Soaps made with Shea Butter or other luxury butters/oils are now most expensive. I don't blame these soapers, not all all. It takes time and effort to make soap and the base oils, butters, and especially essential oils are all escalating in price.
I'd rather have soap makers keep the same quality ingredients while increasing their price than what I've been seeing occur too often. Soapers keeping the same prices but cutting back on their ingredients, using cheaper oils or using less essential oils.

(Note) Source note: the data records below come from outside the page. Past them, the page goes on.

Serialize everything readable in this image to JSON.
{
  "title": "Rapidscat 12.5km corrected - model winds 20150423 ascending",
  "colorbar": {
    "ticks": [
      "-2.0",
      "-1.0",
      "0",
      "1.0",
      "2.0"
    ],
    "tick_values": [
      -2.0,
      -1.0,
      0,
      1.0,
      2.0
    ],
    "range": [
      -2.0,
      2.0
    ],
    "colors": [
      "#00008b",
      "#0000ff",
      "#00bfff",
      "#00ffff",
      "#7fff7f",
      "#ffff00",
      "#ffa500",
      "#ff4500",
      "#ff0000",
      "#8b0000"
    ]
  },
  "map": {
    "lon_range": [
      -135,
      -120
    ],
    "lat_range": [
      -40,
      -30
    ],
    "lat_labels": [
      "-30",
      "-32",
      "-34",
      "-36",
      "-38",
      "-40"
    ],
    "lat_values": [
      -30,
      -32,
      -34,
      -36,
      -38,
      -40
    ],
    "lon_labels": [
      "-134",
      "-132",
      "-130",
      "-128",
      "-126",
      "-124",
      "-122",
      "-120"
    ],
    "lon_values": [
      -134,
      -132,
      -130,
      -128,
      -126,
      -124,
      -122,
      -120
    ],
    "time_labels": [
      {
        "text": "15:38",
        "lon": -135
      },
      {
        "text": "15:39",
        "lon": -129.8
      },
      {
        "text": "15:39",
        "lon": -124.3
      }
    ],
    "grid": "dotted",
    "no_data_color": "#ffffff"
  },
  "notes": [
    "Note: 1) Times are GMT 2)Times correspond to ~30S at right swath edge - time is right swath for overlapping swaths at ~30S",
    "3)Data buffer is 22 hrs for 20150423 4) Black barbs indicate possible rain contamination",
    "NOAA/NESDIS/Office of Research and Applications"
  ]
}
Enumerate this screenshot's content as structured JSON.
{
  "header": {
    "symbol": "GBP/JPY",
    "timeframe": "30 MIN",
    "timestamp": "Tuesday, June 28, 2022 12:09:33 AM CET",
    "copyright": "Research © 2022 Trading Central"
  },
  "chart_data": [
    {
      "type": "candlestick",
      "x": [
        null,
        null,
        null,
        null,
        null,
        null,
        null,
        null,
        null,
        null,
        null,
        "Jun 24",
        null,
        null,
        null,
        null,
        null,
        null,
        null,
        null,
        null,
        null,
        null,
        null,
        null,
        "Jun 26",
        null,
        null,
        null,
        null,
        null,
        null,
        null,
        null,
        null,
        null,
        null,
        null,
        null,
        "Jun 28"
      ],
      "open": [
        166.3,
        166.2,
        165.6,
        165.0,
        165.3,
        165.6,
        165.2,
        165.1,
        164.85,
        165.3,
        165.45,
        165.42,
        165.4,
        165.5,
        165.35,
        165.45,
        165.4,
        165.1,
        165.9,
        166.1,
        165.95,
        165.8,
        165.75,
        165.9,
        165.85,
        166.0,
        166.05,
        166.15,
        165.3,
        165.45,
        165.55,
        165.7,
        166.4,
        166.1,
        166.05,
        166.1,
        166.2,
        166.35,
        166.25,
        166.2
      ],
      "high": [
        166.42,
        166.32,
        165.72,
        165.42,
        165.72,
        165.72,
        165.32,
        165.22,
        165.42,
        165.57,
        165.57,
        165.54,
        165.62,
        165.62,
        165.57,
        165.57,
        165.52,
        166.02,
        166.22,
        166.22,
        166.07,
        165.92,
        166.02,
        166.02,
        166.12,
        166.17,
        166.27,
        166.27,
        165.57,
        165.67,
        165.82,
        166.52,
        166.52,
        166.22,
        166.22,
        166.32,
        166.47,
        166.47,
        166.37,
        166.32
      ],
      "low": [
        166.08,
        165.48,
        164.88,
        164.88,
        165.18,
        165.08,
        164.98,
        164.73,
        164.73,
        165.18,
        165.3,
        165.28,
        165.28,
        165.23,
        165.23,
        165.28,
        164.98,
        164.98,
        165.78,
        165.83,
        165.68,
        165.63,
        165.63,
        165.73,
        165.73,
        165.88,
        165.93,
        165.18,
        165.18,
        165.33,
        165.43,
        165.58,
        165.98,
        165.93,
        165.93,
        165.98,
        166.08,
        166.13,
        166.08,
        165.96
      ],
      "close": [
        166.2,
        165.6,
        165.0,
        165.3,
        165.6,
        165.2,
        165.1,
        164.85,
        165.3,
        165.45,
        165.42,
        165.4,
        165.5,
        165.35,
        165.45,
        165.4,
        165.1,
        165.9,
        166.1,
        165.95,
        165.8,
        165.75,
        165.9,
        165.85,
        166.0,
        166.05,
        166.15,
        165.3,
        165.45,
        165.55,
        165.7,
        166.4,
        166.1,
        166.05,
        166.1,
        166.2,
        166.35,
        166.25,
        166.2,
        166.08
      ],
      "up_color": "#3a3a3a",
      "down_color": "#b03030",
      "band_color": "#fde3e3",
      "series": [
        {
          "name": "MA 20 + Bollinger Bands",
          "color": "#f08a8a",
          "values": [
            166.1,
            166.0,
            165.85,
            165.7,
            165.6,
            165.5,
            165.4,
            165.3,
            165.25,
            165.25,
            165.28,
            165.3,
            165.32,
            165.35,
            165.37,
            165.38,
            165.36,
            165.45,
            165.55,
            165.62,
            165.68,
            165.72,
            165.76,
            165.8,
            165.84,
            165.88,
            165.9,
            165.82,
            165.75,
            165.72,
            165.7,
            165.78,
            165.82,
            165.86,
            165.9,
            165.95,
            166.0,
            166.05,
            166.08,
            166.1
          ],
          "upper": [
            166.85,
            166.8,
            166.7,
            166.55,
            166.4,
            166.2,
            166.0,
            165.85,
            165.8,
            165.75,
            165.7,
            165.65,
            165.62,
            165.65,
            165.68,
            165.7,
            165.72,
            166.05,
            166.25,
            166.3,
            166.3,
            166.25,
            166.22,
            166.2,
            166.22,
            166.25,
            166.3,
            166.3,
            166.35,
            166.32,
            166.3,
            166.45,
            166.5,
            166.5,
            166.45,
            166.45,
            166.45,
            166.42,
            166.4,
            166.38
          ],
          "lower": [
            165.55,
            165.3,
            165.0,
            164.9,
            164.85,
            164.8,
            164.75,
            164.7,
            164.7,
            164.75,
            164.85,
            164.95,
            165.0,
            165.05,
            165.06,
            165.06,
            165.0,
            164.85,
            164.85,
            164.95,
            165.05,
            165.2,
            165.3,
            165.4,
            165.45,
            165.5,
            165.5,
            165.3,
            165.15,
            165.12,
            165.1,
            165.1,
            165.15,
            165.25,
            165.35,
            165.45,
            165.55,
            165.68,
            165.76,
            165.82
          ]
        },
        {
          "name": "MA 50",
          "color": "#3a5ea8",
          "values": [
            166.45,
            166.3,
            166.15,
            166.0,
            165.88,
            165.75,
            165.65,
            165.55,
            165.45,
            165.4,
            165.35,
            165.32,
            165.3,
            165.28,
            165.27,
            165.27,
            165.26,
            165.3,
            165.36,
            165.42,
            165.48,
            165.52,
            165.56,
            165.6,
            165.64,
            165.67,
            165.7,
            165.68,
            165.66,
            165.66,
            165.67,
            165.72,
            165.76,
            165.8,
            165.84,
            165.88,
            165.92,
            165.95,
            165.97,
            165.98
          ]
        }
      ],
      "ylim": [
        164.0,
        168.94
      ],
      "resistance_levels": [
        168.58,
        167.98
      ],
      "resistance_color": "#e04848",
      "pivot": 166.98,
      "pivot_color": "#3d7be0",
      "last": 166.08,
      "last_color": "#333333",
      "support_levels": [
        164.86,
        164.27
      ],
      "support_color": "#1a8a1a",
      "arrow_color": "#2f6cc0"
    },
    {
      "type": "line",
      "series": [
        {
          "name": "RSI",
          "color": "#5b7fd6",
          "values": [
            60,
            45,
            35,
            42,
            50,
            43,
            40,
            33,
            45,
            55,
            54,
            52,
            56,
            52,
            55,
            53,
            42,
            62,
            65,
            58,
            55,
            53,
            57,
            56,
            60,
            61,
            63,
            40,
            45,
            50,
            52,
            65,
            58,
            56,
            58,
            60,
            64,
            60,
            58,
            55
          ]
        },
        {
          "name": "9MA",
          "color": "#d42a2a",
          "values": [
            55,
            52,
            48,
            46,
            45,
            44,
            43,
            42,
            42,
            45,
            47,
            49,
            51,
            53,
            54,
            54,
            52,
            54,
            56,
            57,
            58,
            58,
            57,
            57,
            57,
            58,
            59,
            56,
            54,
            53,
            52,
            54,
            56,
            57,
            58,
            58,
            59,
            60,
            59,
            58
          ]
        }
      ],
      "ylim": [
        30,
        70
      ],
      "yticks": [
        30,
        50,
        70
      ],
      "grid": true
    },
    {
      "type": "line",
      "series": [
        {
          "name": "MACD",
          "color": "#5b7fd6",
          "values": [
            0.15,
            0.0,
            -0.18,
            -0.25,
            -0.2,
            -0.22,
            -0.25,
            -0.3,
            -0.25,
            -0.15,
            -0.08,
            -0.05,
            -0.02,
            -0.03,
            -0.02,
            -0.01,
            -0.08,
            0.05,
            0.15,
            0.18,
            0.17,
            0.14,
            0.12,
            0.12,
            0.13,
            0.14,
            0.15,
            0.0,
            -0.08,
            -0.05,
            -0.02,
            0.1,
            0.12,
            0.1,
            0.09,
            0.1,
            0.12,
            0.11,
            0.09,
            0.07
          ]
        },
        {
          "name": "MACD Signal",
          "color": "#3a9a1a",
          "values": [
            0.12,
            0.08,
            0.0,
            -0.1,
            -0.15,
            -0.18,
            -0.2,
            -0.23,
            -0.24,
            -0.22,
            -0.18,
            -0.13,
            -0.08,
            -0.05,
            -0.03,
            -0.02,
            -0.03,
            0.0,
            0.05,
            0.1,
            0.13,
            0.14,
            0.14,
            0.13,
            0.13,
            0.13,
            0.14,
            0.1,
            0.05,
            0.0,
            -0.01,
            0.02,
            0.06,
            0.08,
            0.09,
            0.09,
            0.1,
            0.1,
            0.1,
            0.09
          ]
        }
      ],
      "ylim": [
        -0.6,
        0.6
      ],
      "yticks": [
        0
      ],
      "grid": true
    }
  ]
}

Decreasing both so much their soap quality suffers.
I love buying other peoples soap as it helps me improve my skills, and last week I bought a small bar of soap in Chicago, in a plain wax wrapper that claimed to have been "Farm Fresh" There were no ingredients listed on the label or a contact phone number (two big no-nos in my book) The packaging said it was "Citrus" but it had no scent. It also had virtually no lather and it was tiny. And it left my skin tight and dry. Just 3 oz for $5.99
So I have to encourage you soap consumers out there. If buying at the farmers market or soap shop, ask for a small sample to use first, or if buying through the mail ask the same. Don't expect a full size bar as a "sample" and please, please don't ask for samples of 10 bars, one or two seems fair does it not? The soapmaker can drop it in an envelope and for less than $1.00 she'll probably get another customer and you'll have piece of mind that you are getting a quality product.